The problem is that right now, we have a race between getting back a directory 
entry from {{listStatus}} on the parent directory, and calling {{listStatus}} 
on it.  Think of the following interleaving:

1. Eddy issues "hadoop fs -ls -R /"
2. ls command calls {{listStatus( /)}} and gets back status_a, status_b, 
status_c
3. ls command uses status_a to print out a line describing /a
4. Colin removes directory a
5. ls command calls {{listStatus("/a")}}
6. {{FileNotFoundException}} aborts the whole ls command.  Nothing else is 
printed.

Basically, this makes the {{ls -R}} command unusable in situations where files 
are changing.  From a user's perspective, this just translates to "{{ls -R}} is 
broken" since you effectively can't really use it.

bq. If you are trying to make ls always forge ahead when it gets FNF while in a 
subdir, that has some peril associated with it. What if the item being listed 
isn't what was deleted? What if an ancestor directory was deleted? Should ls 
keep pounding on the NN to list every directory it thinks should be there? And 
then as it ascends back up the tree should keep trying to list other siblings 
it thinks should be there?

We're never going to be able to provide a 100% consistent view of the 
filesystem via {{ls -R}}.  HDFS simply doesn't have a way of getting back a 
snapshot an entire subtree (well, except HDFS snapshots, which I think we can 
all agree are overkill here.).  You are going to need multiple calls to 
{{listDir}}, and things may change in between those calls.  These are just the 
facts of life, and something we have to accept.

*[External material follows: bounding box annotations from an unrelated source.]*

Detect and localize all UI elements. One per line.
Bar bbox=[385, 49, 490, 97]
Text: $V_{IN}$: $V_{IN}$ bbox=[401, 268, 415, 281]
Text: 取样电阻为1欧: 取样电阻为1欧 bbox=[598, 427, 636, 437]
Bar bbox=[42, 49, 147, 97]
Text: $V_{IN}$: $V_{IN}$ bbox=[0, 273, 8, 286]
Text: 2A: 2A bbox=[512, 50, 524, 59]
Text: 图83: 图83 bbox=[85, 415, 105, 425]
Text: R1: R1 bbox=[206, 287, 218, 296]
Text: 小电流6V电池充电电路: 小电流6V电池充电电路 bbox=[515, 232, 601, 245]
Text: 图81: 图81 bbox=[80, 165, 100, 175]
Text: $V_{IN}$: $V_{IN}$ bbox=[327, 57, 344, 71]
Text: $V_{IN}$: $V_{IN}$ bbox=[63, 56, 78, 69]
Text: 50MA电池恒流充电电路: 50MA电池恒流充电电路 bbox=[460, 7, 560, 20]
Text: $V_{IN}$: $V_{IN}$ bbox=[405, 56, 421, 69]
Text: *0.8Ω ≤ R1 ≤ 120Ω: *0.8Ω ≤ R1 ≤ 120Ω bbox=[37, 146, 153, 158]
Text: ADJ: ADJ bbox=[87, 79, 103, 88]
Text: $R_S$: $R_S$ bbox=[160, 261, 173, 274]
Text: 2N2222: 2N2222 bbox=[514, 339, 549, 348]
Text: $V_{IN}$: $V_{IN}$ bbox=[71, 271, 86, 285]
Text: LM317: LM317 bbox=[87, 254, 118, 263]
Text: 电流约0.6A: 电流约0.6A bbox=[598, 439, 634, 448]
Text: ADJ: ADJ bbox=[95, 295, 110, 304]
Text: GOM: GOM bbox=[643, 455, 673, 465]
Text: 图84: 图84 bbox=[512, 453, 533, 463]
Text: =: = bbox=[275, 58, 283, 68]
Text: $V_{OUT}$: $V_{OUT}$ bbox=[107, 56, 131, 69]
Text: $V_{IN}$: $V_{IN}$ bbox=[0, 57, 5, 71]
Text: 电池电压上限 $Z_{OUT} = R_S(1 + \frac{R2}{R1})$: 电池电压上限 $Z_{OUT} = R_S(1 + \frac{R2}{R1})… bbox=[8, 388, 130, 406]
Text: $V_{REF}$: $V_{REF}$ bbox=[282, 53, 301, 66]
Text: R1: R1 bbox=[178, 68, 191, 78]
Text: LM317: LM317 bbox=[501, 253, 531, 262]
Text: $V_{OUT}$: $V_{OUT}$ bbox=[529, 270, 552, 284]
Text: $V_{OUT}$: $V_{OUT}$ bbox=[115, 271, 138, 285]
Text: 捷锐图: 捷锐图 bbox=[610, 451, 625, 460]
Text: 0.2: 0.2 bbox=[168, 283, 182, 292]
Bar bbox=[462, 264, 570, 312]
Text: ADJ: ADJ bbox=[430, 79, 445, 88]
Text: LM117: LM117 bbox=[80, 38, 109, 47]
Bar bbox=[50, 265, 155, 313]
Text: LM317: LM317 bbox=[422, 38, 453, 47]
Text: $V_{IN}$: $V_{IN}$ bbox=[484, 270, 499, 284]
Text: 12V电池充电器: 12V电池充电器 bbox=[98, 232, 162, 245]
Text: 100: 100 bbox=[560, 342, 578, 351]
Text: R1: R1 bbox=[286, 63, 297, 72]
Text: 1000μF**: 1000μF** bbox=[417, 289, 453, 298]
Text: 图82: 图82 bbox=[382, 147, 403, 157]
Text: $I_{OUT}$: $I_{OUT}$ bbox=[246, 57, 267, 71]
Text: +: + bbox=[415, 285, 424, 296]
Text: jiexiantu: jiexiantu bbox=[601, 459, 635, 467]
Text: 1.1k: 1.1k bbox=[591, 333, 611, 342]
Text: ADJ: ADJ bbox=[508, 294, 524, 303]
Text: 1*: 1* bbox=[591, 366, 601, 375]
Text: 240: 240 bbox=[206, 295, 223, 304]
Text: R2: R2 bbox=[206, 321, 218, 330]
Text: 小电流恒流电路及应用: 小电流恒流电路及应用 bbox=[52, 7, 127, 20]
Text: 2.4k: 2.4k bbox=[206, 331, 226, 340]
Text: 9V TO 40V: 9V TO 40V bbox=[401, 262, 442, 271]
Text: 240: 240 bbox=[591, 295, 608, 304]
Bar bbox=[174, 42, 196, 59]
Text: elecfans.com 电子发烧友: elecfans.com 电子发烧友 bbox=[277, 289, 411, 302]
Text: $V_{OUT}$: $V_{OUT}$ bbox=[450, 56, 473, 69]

After all, we can't even get back a 100% consistent view of a single large 
directory via {{listStatus}}.  Large directories will need multiple 
{{listStatus}} RPC calls in between and something may have changed in between 
RPCs.  The {{/bin/ls}} command on UNIX has similar issues.  But clearly, 
despite the lack of snapshot consistency, people do find {{ls}} to be a useful 
command, though.

Unless I'm missing something, there is no major harm if we just do forge ahead 
and try to call {{listStatus}} on subdirectories we retrieved from the previous 
{{listStatus}} call.  The worst that can happen is we try to list something 
that isn't there and get an FNF which we ignore.  We could also print out the 
FNFs, but I'm not sure what the user would do with this information.

bq. This is not an acceptable patch. It's not ok to swallow the FNF and return 
a success exit code.

We still throw an FNF if the directory where {{ls -R}} starts doesn't exist.  
It's just that we don't shut down the whole enterprise if something underneath 
that directory changes during our recursion.  Does that make sense?

> race condition crashes "hadoop ls -R" when directories are moved/removed
> ------------------------------------------------------------------------
>
>                 Key: HDFS-5546
>                 URL: https://issues.apache.org/jira/browse/HDFS-5546
>             Project: Hadoop HDFS
>          Issue Type: Bug
>    Affects Versions: 2.2.0
>            Reporter: Colin Patrick McCabe
>            Assignee: Lei (Eddy) Xu
>            Priority: Minor
>             Fix For: 3.0.0
>
>         Attachments: HDFS-5546.1.patch, HDFS-5546.2.000.patch, 
> HDFS-5546.2.001.patch, HDFS-5546.2.002.patch
>
>
> This seems to be a rare race condition where we have a sequence of events 
> like this:
> 1. org.apache.hadoop.shell.Ls calls DFS#getFileStatus on directory D.
> 2. someone deletes or moves directory D
> 3. org.apache.hadoop.shell.Ls calls PathData#getDirectoryContents(D), which 
> calls DFS#listStatus(D). This throws FileNotFoundException.